Allons plus loin. Je n’aime pas la République au rabais dans laquelle on est en train de nous faire entrer, où, sous prétexte de lutte contre l’élitisme, on impose à tous la même médiocrité. Car la haine de toute distinction intellectuelle est le fondement le plus sûr de la distinction sociale la plus injuste. Qui commande dans une démocratie ? Les plus capables. Qui commande dans une ploutocratie ? Les plus riches. Ce n’est pas pour rien que les éléments les plus « éclairés » du patronat et des classes dominantes ont approuvé si hautement la réforme que nous propose aujourd’hui la gauche, la même que celle qui inspire depuis si longtemps la droite. On renvoie aux pelotes Platon, Virgile et Nietzsche le jour où l’on fait du numérique la panacée de tous nos problèmes. Comme technique instrumentale, le numérique est la meilleure des choses. Comme idéologie de remplacement, c’est un miroir aux alouettes.
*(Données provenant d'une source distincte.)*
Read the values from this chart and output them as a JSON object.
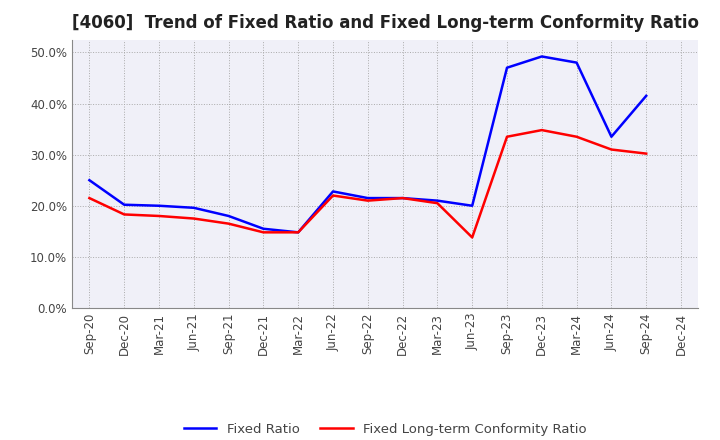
{
  "title": "[4060]  Trend of Fixed Ratio and Fixed Long-term Conformity Ratio",
  "x_labels": [
    "Sep-20",
    "Dec-20",
    "Mar-21",
    "Jun-21",
    "Sep-21",
    "Dec-21",
    "Mar-22",
    "Jun-22",
    "Sep-22",
    "Dec-22",
    "Mar-23",
    "Jun-23",
    "Sep-23",
    "Dec-23",
    "Mar-24",
    "Jun-24",
    "Sep-24",
    "Dec-24"
  ],
  "fixed_ratio": [
    0.25,
    0.202,
    0.2,
    0.196,
    0.18,
    0.155,
    0.148,
    0.228,
    0.215,
    0.215,
    0.21,
    0.2,
    0.47,
    0.492,
    0.48,
    0.335,
    0.415,
    null
  ],
  "fixed_lt_ratio": [
    0.215,
    0.183,
    0.18,
    0.175,
    0.165,
    0.148,
    0.148,
    0.22,
    0.21,
    0.215,
    0.205,
    0.138,
    0.335,
    0.348,
    0.335,
    0.31,
    0.302,
    null
  ],
  "ylim": [
    0.0,
    0.525
  ],
  "yticks": [
    0.0,
    0.1,
    0.2,
    0.3,
    0.4,
    0.5
  ],
  "fixed_ratio_color": "#0000FF",
  "fixed_lt_ratio_color": "#FF0000",
  "grid_color": "#AAAAAA",
  "plot_bg_color": "#F0F0F8",
  "fig_bg_color": "#FFFFFF",
  "legend_fixed": "Fixed Ratio",
  "legend_lt": "Fixed Long-term Conformity Ratio",
  "title_fontsize": 12,
  "axis_fontsize": 8.5,
  "legend_fontsize": 9.5
}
Parlons clair : j’ai peur qu’à force de modernisation et sous prétexte d’adaptation à la dureté des temps la gauche ne soit en train de perdre la bataille de la culture. On a cru longtemps que la nomination de Fleur Pellerin, grande technicienne de l’informatique, Rue de Valois relevait d’une erreur de distribution. Ses propos sur Patrick Modiano, le dernier de nos Nobel, ont pris la même valeur symbolique que naguère ceux de Nicolas Sarkozy sur la Princesse de Clèves. Dans toute civilisation, la culture est un instrument de résistance indispensable aux formes destructrices du changement. C’est pourquoi, dans un article célèbre, Hannah Arendt, qui n’avait rien de rétrograde, associait l’enseignement au conservatisme. On conserve bien les œuvres d’art. Et même les hypothèques... Pourquoi pas les valeurs essentielles de notre civilisation ? Les plus grands noms de notre histoire de l’enseignement, de Condorcet à Jules Ferry et Paul Langevin, les plus hauts symboles de la gauche républicaine, de Michelet à Marc Bloch, de Jaurès à Mitterrand en passant par Blum ont pensé de même. Aucun d’entre eux n’a jamais pensé que la culture des pauvres devait être une culture pauvre. C’est pourquoi Danièle Sallenave a eu raison d’écrire que « la gauche adopte par décret une réforme contraire à ses principes » (le Monde, 24 mai 2015). Pour ma part, je ne parviens pas à m’y résigner."